AStonesThrow•8mo ago
Takeaways from this:

- I'm not sure whether the headline was manipulative, but I expected some sort of miracle healing story where the "boy came back" by recovering 100% after the brush with death. As the narrative ended, I became irate that "changed life" meant living with the subsequent impairments.

- Nodding at the comment about "lest we try to finish the job" because of the various scandals accusing parents of the hoax "shaken baby syndrome" or turning them the wrong way while they slept

- Reminded again that Dr. House and Doc Martin are pure fiction, and NHS docs can't diagnose their way out of a paper sack -- another imaginary "SIDS" and even this time we have "SIDS without the D but call it SIDS anyway because we don't really care how it happened if it weren't criminal malevolent parents".

- Empathized with the perspective of the utterly bewildered naïvete of an obviously devoted and sensitive husband-father. He's thrust into a medical emergency unprepared and trying to deal with screaming, uncertain futures, a conga line of health care professionals, and the machines they wield, and the promises they can't make.

bradknowles•8mo ago
With regards to cerebral palsy, my mind always goes back to Chuck, a guy I knew in high school in 1983-1984. His case was pretty severe, most people couldn’t understand him when he talked. He was able to drive his motorized wheelchair pretty well, but unless you looked closely, it wasn’t obvious how he did it.

Chuck was a bit older than most of the high school kids, due to his challenges. I think he was something like 27 at the time. But he was also the best programmer I have ever known.

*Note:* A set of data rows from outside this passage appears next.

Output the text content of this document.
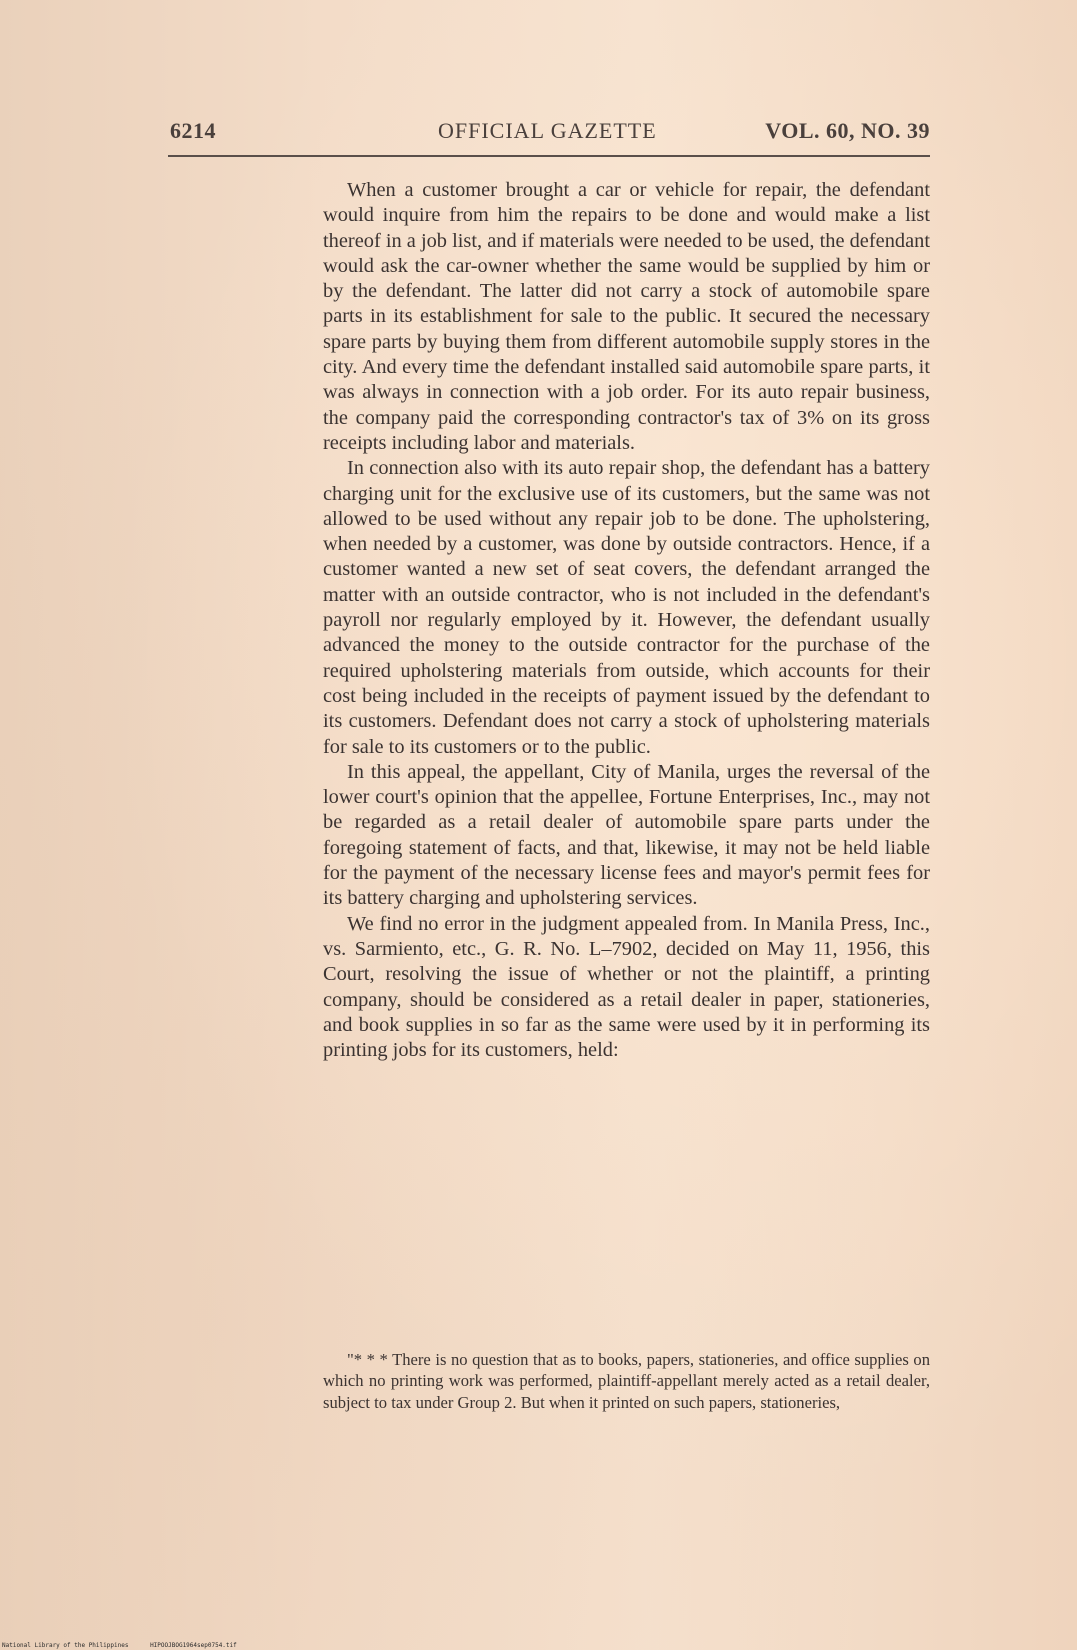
6214	OFFICIAL GAZETTE	VOL. 60, NO. 39

When a customer brought a car or vehicle for repair, the defendant would inquire from him the repairs to be done and would make a list thereof in a job list, and if materials were needed to be used, the defendant would ask the car-owner whether the same would be supplied by him or by the defendant. The latter did not carry a stock of automobile spare parts in its establishment for sale to the public. It secured the necessary spare parts by buying them from different automobile supply stores in the city. And every time the defendant installed said automobile spare parts, it was always in connection with a job order. For its auto repair business, the company paid the corresponding contractor's tax of 3% on its gross receipts including labor and materials.

In connection also with its auto repair shop, the defendant has a battery charging unit for the exclusive use of its customers, but the same was not allowed to be used without any repair job to be done. The upholstering, when needed by a customer, was done by outside contractors. Hence, if a customer wanted a new set of seat covers, the defendant arranged the matter with an outside contractor, who is not included in the defendant's payroll nor regularly employed by it. However, the defendant usually advanced the money to the outside contractor for the purchase of the required upholstering materials from outside, which accounts for their cost being included in the receipts of payment issued by the defendant to its customers. Defendant does not carry a stock of upholstering materials for sale to its customers or to the public.

In this appeal, the appellant, City of Manila, urges the reversal of the lower court's opinion that the appellee, Fortune Enterprises, Inc., may not be regarded as a retail dealer of automobile spare parts under the foregoing statement of facts, and that, likewise, it may not be held liable for the payment of the necessary license fees and mayor's permit fees for its battery charging and upholstering services.

We find no error in the judgment appealed from. In Manila Press, Inc., vs. Sarmiento, etc., G. R. No. L–7902, decided on May 11, 1956, this Court, resolving the issue of whether or not the plaintiff, a printing company, should be considered as a retail dealer in paper, stationeries, and book supplies in so far as the same were used by it in performing its printing jobs for its customers, held:

"* * * There is no question that as to books, papers, stationeries, and office supplies on which no printing work was performed, plaintiff-appellant merely acted as a retail dealer, subject to tax under Group 2. But when it printed on such papers, stationeries,

National Library of the Philippines	HIPOOJBOG1964sep0754.tif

We had Apple ][+ and Apple //e hardware in our computer lab, and one was set aside for his personal use. It had a special hardware adapter over the keyboard so that you couldn’t accidentally press two keys at once.

Watching Chuck write a program was wild. His hands would wave around in the air for a minute or so, and then somewhere in there you would hear a “chunk” sound. That sound was him hitting a key on the keyboard. He had a 100% success rate of hitting the key he wanted, every time. Because editing a file would have been too painful for him.

Chuck’s programs were also perfect. They did exactly what needed to be done, no more and no less. And you couldn’t shorten them by a single character, because otherwise the functionality would have been lost.

Chuck spent a hell of a lot of time thinking about his programs before he ever sat down in front of the keyboard. By the time he got there, the program was already completely written in his mind. And it was completely debugged. I think he was the only person to get a perfect score on every test and every program in the computer science class that year.

Over the time I knew him, it became easier for me to understand what he was saying. Towards the end of that time, if Chuck and I were in the room at the same time, his assistant was able to even take breaks to go to the bathroom. Otherwise, she had to be with him 24x7. That wasn’t something that I intentionally enabled, it just kind of developed that way, but I did find out later that she appreciated the time that we were together.

I think a lot of people looked down on Chuck due to his difficulties, but I thought he was amazing. And over forty years later, I still think that he is the best programmer I have ever known.